Navier Boat
- Industry: Maritime
- Founded: 2019; 6 years ago in San Francisco Bay Area
- Founder: Sampriti Bhattacharyya
- Headquarters: San Francisco Bay Area, United States
- Website: www.navierboat.com

= Navier (company) =

Navier Boat is an American maritime technology company based in the San Francisco Bay Area. It specializes in designing and manufacturing advanced electric boats and maritime systems, including hydrofoil and hull design, foil control systems, and autonomous navigation.

== History ==
Navier was founded in 2019 by Sampriti Bhattacharyya. In 2021, Paul Bieker, a naval architect known for his work in the America's Cup, joined Navier to lead the development of a hydrofoiling boat.

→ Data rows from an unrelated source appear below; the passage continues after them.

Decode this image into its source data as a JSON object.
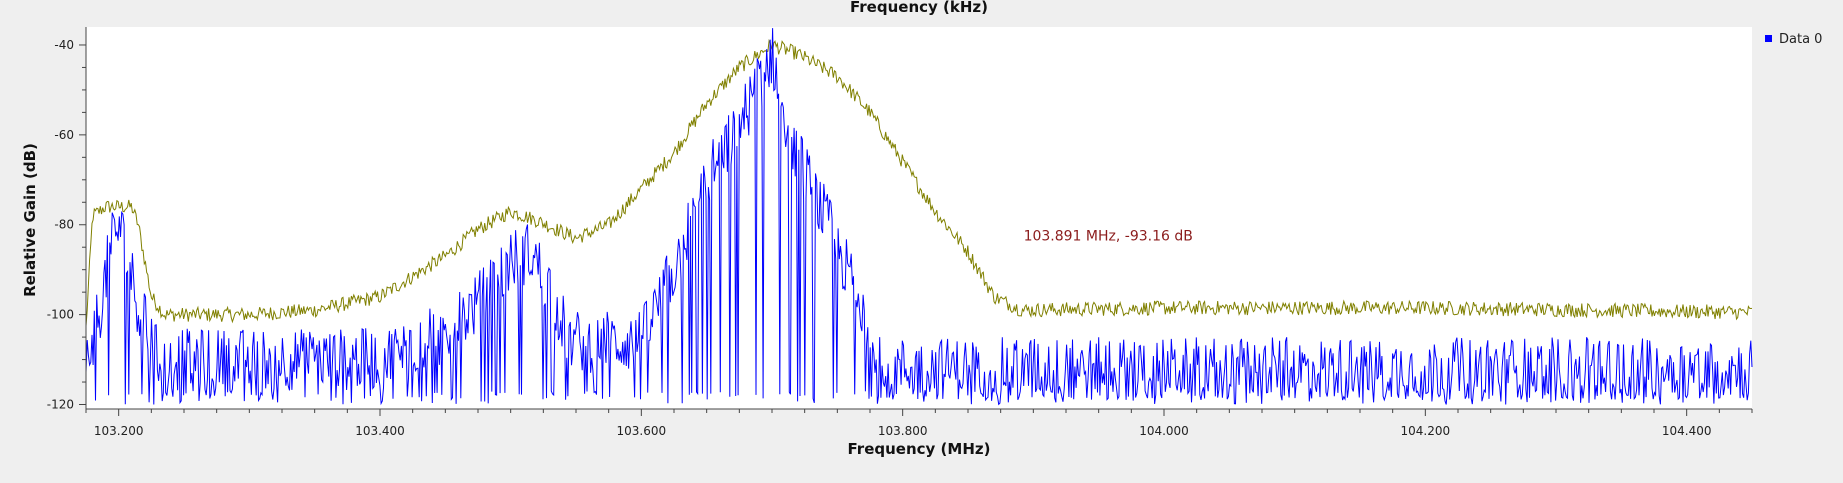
{
  "chart_data": {
    "type": "line",
    "title": "Frequency (kHz)",
    "xlabel": "Frequency (MHz)",
    "ylabel": "Relative Gain (dB)",
    "xlim": [
      103.175,
      104.45
    ],
    "ylim": [
      -121,
      -36
    ],
    "x_ticks": [
      103.2,
      103.4,
      103.6,
      103.8,
      104.0,
      104.2,
      104.4
    ],
    "x_tick_labels": [
      "103.200",
      "103.400",
      "103.600",
      "103.800",
      "104.000",
      "104.200",
      "104.400"
    ],
    "y_ticks": [
      -40,
      -60,
      -80,
      -100,
      -120
    ],
    "y_tick_labels": [
      "-40",
      "-60",
      "-80",
      "-100",
      "-120"
    ],
    "grid": false,
    "legend_position": "top-right",
    "legend": [
      {
        "label": "Data 0",
        "color": "#0000ff"
      }
    ],
    "series": [
      {
        "role": "max-hold",
        "color": "#808000",
        "envelope": [
          [
            103.175,
            -103
          ],
          [
            103.18,
            -78
          ],
          [
            103.19,
            -76
          ],
          [
            103.21,
            -76
          ],
          [
            103.215,
            -80
          ],
          [
            103.225,
            -96
          ],
          [
            103.235,
            -100
          ],
          [
            103.3,
            -100
          ],
          [
            103.35,
            -99
          ],
          [
            103.4,
            -96
          ],
          [
            103.45,
            -87
          ],
          [
            103.475,
            -81
          ],
          [
            103.5,
            -77
          ],
          [
            103.52,
            -79
          ],
          [
            103.55,
            -83
          ],
          [
            103.575,
            -80
          ],
          [
            103.6,
            -72
          ],
          [
            103.625,
            -64
          ],
          [
            103.65,
            -53
          ],
          [
            103.675,
            -45
          ],
          [
            103.7,
            -40
          ],
          [
            103.72,
            -42
          ],
          [
            103.75,
            -47
          ],
          [
            103.775,
            -55
          ],
          [
            103.8,
            -66
          ],
          [
            103.825,
            -77
          ],
          [
            103.85,
            -86
          ],
          [
            103.87,
            -96
          ],
          [
            103.891,
            -99
          ],
          [
            104.0,
            -98.5
          ],
          [
            104.2,
            -98.5
          ],
          [
            104.45,
            -99.5
          ]
        ],
        "noise_db": 1.6
      },
      {
        "role": "live",
        "name": "Data 0",
        "color": "#0000ff",
        "envelope": [
          [
            103.175,
            -110
          ],
          [
            103.185,
            -100
          ],
          [
            103.195,
            -83
          ],
          [
            103.2,
            -80
          ],
          [
            103.205,
            -85
          ],
          [
            103.215,
            -98
          ],
          [
            103.23,
            -110
          ],
          [
            103.4,
            -110
          ],
          [
            103.45,
            -104
          ],
          [
            103.48,
            -96
          ],
          [
            103.5,
            -88
          ],
          [
            103.515,
            -86
          ],
          [
            103.53,
            -94
          ],
          [
            103.545,
            -106
          ],
          [
            103.6,
            -106
          ],
          [
            103.625,
            -90
          ],
          [
            103.65,
            -70
          ],
          [
            103.675,
            -58
          ],
          [
            103.7,
            -42
          ],
          [
            103.715,
            -62
          ],
          [
            103.74,
            -78
          ],
          [
            103.76,
            -92
          ],
          [
            103.775,
            -104
          ],
          [
            103.79,
            -112
          ],
          [
            104.45,
            -112
          ]
        ],
        "noise_db": 7,
        "floor": -120
      }
    ],
    "marker": {
      "x": 103.891,
      "y": -93.16,
      "label": "103.891 MHz, -93.16 dB",
      "color": "#8b1c1c"
    }
  }
}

In February 2022, Navier received $7.2 million in seed funding from a round co-led by Global Founders Capital and Treble. Previously, Navier received over $10 million in seed funding from investors including Sergey Brin, co-founder of Google, Rich Miner, co-founder of Android, and others. Following the seed funding, Navier began building its boats at Lyman-Morse, a shipyard in Maine, using composite components from Rhode Island and other U.S. boating centers. In December 2022, Navier introduced Navier 30, a 30-foot electric hydrofoiling vessel designed with a cruising range of 75 nautical miles.

In May 2023, Navier began a pilot program with Stripe, using the N30 to transport Stripe employees. Navier holds landing rights at Coyote Point Recreation Area, located south of San Francisco International Airport. In October 2023, Elon Musk tested the Navier prototype on the San Francisco Bay.

==Technology==
Navier produces all-electric boats that glide above the water using a hydrofoil design. These boats combine hydrofoil technology, rechargeable batteries, advanced computer software, and joystick-controlled maneuverability. Its underwater foils lift the hull above the water, reducing hydrodynamic resistance, while joystick operation allows the boat to move sideways and rotate in place. Its software controls the hydrofoils to actively stabilize the ride.

Navier has developed an autonomous docking system that enables docking using autopilot. The boats can be recharged via "shore power."